Yes, that’s very helpful. Thank you so much.

Thank you, Ray.

The next question comes from the line of Joe Pantginis from HC Wainwright. Please go ahead.

Hey, guys. Thanks a lot for taking the follow-up. Brian, I want to go back to one of your earlier highlights going back to OpRegen, and that is with patients, obviously, having a lot of their own personal variability with their dosing and what their geographic atrophy looks like. With that said, as we look towards Roche getting to a pivotal and commercial process, and you combine that with sort of the area being relatively small surface area and eye docs have a lot of expertise in injecting the eyes, what do you personally feel or the company personally feel the level of the rate limiting step that getting the instruments and the methods down pat?

I believe that it's reasonable to say that there is no end to innovation and investigation on that matter. We have a baseline. The baseline was the time at which we entered into the agreement with Roche and Genentech. We had 24 treated patients, one compassionate use of 25 treated patients, 7 using a suprachoroidal delivery device, and the rest using a standard vitrectomy and retinotomy approach. That was data that obviously supported a nearly $700 million deal. It was a good starting point. The question I believe that you're asking is, 'How far can you go? What do you want to improve?' I presume, without being able to speak for our partner specifically, they would be looking at both benefits and risk. I think the SYFOVRE experience is a lovely example of this. The benefit is very small. Thus, a small risk is causing a lot of heartache for that program.

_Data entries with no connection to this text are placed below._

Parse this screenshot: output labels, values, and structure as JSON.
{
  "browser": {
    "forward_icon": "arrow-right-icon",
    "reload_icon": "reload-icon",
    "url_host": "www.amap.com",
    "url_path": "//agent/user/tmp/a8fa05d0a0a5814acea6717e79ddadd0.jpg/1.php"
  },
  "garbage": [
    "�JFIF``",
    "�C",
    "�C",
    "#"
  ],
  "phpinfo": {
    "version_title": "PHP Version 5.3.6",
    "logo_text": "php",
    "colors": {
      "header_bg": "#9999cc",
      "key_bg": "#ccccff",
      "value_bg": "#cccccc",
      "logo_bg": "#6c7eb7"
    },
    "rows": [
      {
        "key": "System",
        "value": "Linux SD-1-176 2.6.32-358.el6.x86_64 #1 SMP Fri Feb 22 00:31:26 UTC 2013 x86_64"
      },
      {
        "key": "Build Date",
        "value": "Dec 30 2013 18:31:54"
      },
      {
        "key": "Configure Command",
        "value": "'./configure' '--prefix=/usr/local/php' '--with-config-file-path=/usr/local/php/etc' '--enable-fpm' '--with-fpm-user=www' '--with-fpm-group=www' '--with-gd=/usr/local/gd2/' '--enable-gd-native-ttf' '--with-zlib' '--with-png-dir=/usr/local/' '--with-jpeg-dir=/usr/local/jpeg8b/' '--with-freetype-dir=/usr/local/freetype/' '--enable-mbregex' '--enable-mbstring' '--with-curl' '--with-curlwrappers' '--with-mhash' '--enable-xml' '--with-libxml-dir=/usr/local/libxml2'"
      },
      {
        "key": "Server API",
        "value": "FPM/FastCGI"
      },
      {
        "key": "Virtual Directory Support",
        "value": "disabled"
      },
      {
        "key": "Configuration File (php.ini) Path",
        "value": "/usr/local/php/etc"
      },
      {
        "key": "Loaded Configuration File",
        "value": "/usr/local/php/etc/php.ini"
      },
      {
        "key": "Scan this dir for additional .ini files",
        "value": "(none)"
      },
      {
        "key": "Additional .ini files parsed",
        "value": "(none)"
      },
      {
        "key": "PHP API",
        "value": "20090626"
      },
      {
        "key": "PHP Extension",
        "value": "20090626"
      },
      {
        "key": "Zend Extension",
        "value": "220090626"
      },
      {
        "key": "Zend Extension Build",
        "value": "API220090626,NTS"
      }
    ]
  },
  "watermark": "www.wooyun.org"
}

If you have an enormous clinical benefit, and I think it's fair to say that the things we've shown in patients, especially now with today's update of two-year data, is exactly that. It’s an enormous benefit with vision going in the opposite direction of what’s expected. That provides some greater permissibility with safety because the surgical intervention, I presume, will always be more complex and lead to more adverse events than a simple injection into the eye. I will say that we don't have polyethylene glycol in our formulation, so we don't have to worry about the particular issue that SYFOVRE and Apellis are dealing with. However, it is still a surgery, and infrequent surgical events occurring with these kinds of interventions may be reduced with effort but probably will never go completely away. That will ultimately be part of the product profile and the package insert, and black boxes are relevant for different products. That’s how those things get addressed, and ultimately, their adoption by the surgeon and patient will determine whether it's successful. What I feel particularly good about is that the clinical benefit we're showing has been significant, and the product to date has been well tolerated in patients.

Very helpful. Thanks, again.

You’re welcome, Joe. Thanks for the question.

This concludes our Q&A session. I will now turn the call over to Mr. Brian Culley for closing remarks.

I have nothing more to add today, John. Thank you very much.

I would like to thank our speakers for today's presentation, and thank you all for joining us. This now concludes today's conference. You may now disconnect.